RAMAT GAN, ISRAEL - The Israel diamond industry continues to perform well, with the unrest in the Gaza Strip and West Bank, and particularly in the areas ruled by the Palestinian Authority, having no perceptible effect on business.
 
In October, rough imports were down 42 percent in weight, to 605,676 carats, compared to more than a million carats in the same month in 1999. In value, the decrease was substantial but less dramatic—a 24 percent to $262 million, compared to $346 million in 1999. November, however, showed an increase of 21 percent in weight, to 1.24 million carats but the value of rough goods imported dropped one percent, to $338 million. Industry experts suggested the figures indicate a cooling of the pipeline, and could portend a slowing of the market early in 2001.
 
While at the year-end they still will be higher than in 1999, rough exports continue to fall, although these figures are directly related to the amount of rough being brought into the country. Furthermore, the ever-growing increase of polished diamond imports demonstrates that Israeli manufacturers continue to manufacture many of their smaller goods in the low-wage centers abroad.
 
Exports of polished diamonds rose 4.6 percent in November to $522 million, compared to $487 million in the same period in 1999. In weight, exports increased to 412,236 carats, up eight percent from 381,532 carats in the same period of 1999. Results for the January-November period show exports to be 21 percent higher in value and 13 percent higher in weight, compared to the same period in 1999.
 
During the first 11 months of 1999, the United States now took more than 66 percent of all Israeli goods, and Hong Kong performance continued to improve, with exports to that market rising by more than 12 percent when compared to same period a year earlier.
 
"There's no doubt that in Asia, we're seeing an improvement in sales of polished goods.

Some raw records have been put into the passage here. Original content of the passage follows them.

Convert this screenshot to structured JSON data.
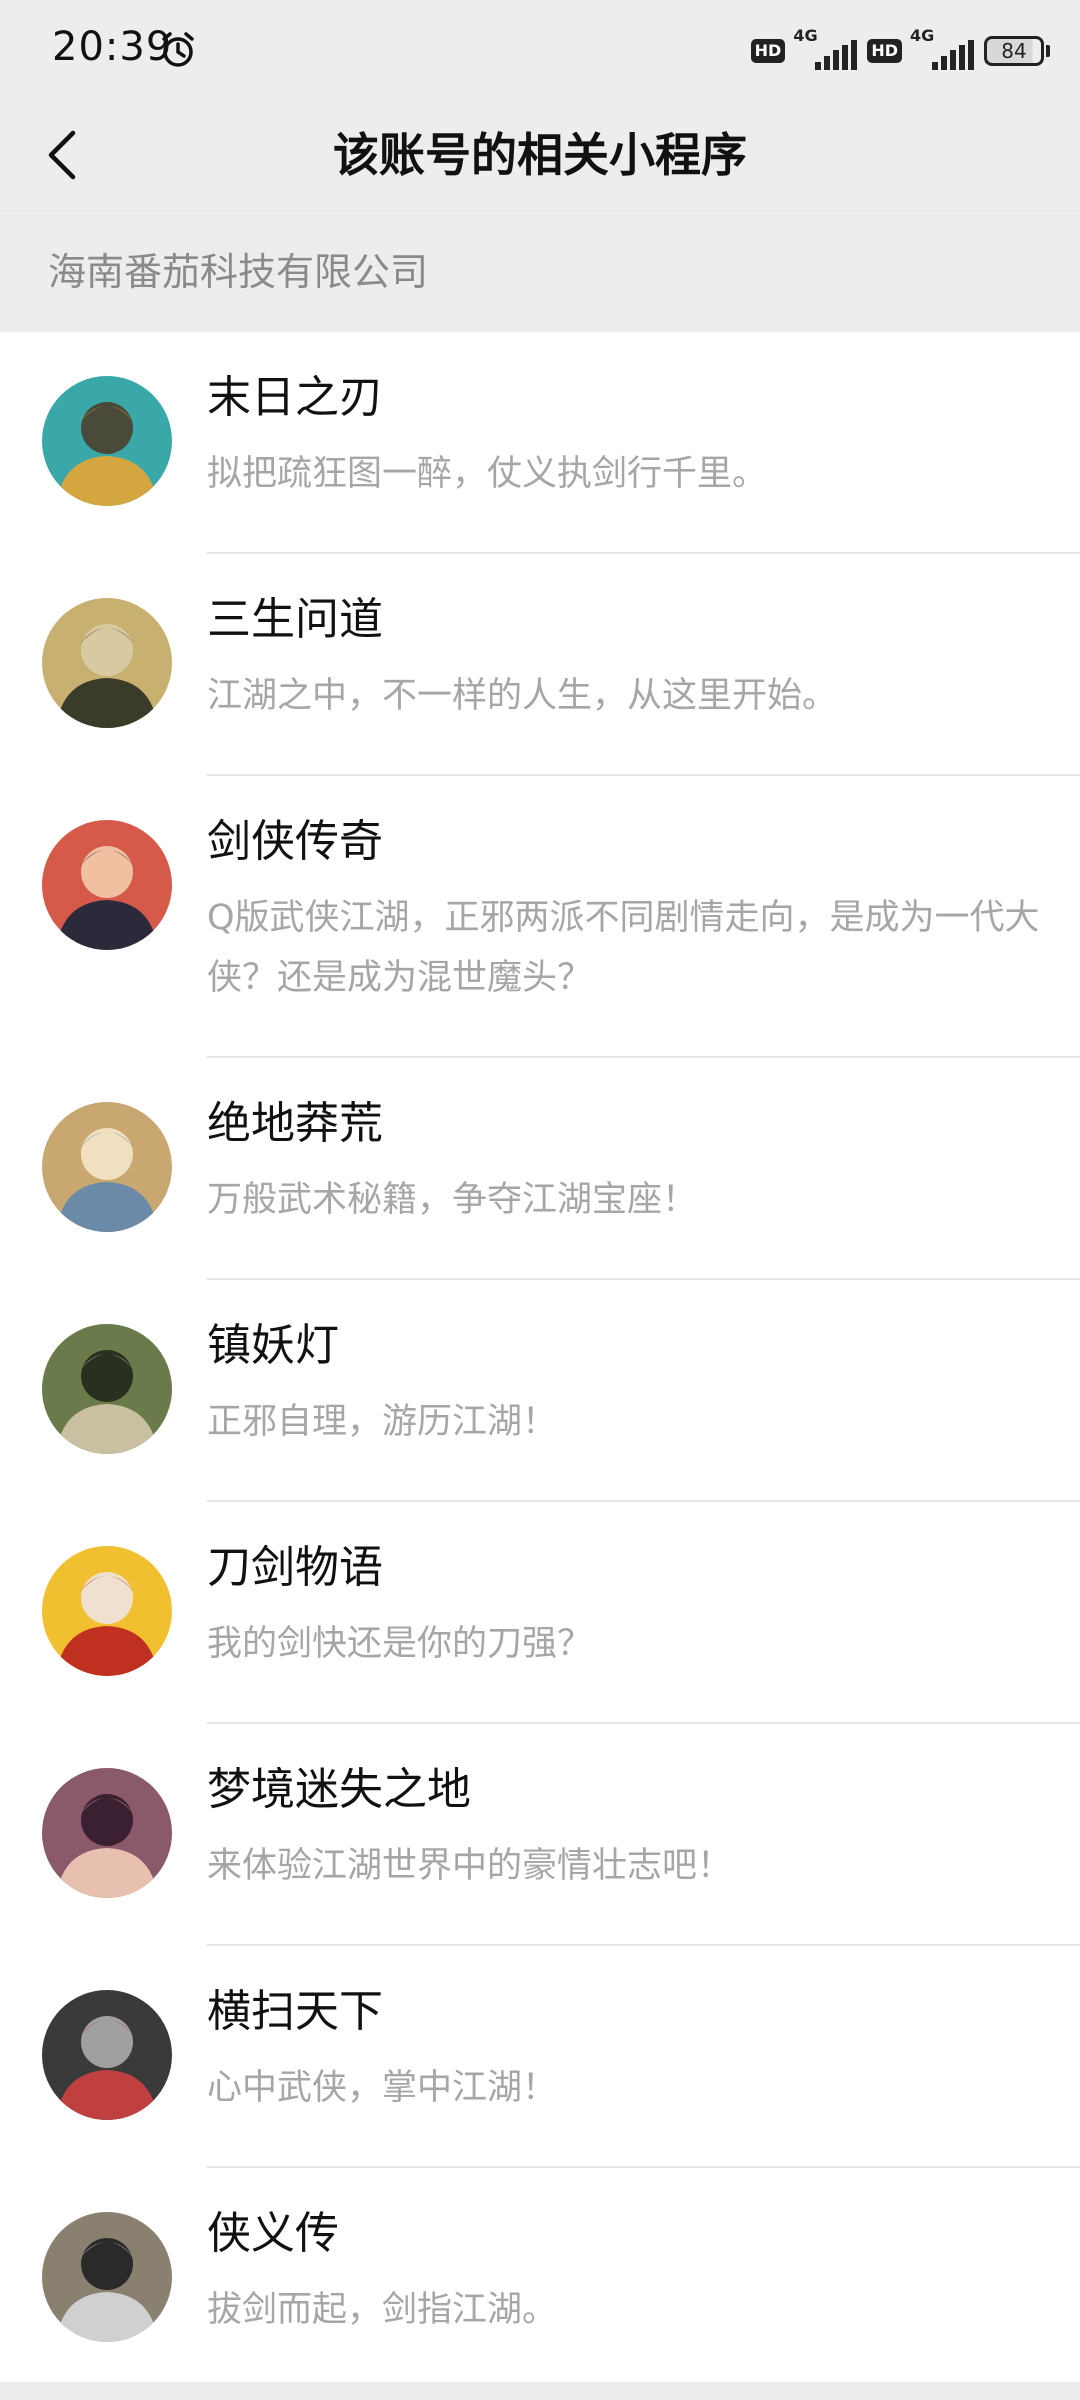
{
  "status_bar": {
    "time": "20:39",
    "hd1": "HD",
    "net1": "4G",
    "hd2": "HD",
    "net2": "4G",
    "battery": "84"
  },
  "nav": {
    "title": "该账号的相关小程序"
  },
  "section": {
    "title": "海南番茄科技有限公司"
  },
  "items": [
    {
      "name": "末日之刃",
      "desc": "拟把疏狂图一醉，仗义执剑行千里。",
      "colors": [
        "#3aa8a8",
        "#d4a640",
        "#4a4a3a"
      ]
    },
    {
      "name": "三生问道",
      "desc": "江湖之中，不一样的人生，从这里开始。",
      "colors": [
        "#c8b070",
        "#3b3b2a",
        "#d9c9a0"
      ]
    },
    {
      "name": "剑侠传奇",
      "desc": "Q版武侠江湖，正邪两派不同剧情走向，是成为一代大侠？还是成为混世魔头？",
      "colors": [
        "#d65a4a",
        "#2a2a3a",
        "#f0c0a0"
      ]
    },
    {
      "name": "绝地莽荒",
      "desc": "万般武术秘籍，争夺江湖宝座！",
      "colors": [
        "#c8a870",
        "#6a8aa8",
        "#f0e0c0"
      ]
    },
    {
      "name": "镇妖灯",
      "desc": "正邪自理，游历江湖！",
      "colors": [
        "#6a7a4a",
        "#c8c0a0",
        "#2a3020"
      ]
    },
    {
      "name": "刀剑物语",
      "desc": "我的剑快还是你的刀强？",
      "colors": [
        "#f0c030",
        "#c03020",
        "#f0e0d0"
      ]
    },
    {
      "name": "梦境迷失之地",
      "desc": "来体验江湖世界中的豪情壮志吧！",
      "colors": [
        "#8a5a6a",
        "#e8c0b0",
        "#3a2030"
      ]
    },
    {
      "name": "横扫天下",
      "desc": "心中武侠，掌中江湖！",
      "colors": [
        "#3a3a3a",
        "#c04040",
        "#a0a0a0"
      ]
    },
    {
      "name": "侠义传",
      "desc": "拔剑而起，剑指江湖。",
      "colors": [
        "#8a8070",
        "#d0d0d0",
        "#2a2a2a"
      ]
    }
  ]
}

However, one must look at the Hong Kong figures with a critical eye," says Gal Vered, who is the manager of the Japanese department at the Waldman Diamond Company (WDC) Group office in Ramat Gan. "Hong Kong is a hub market and the goods do not remain there. From Hong Kong, most of these goods continue their journey to various other markets."
 
As to Japan, Vered is cautiously optimistic. "Japan's overall performance in polished diamonds remains low, and there are a number of reasons for that," Vered said. "Some major financial institutions, among them some of Japan's leading insurance concerns, have bitten the dust, and caused an unprecedented chain reaction of bankruptcies.
 
"On the other hand," Vered continued, "our Tokyo operation, against all the apparent market trends, has been performing well, especially during the past few months." That, Vered added, is remarkable for a branch office that opened barely a year ago. In Japan, it usually takes years to gain a true foothold. In our case, we did so much groundwork before establishing the office, that it bore fruit earlier than expected. That and an uncompromising emphasis on service make it happen for WDC in the Japan, in spite of the general subdued performance of the market."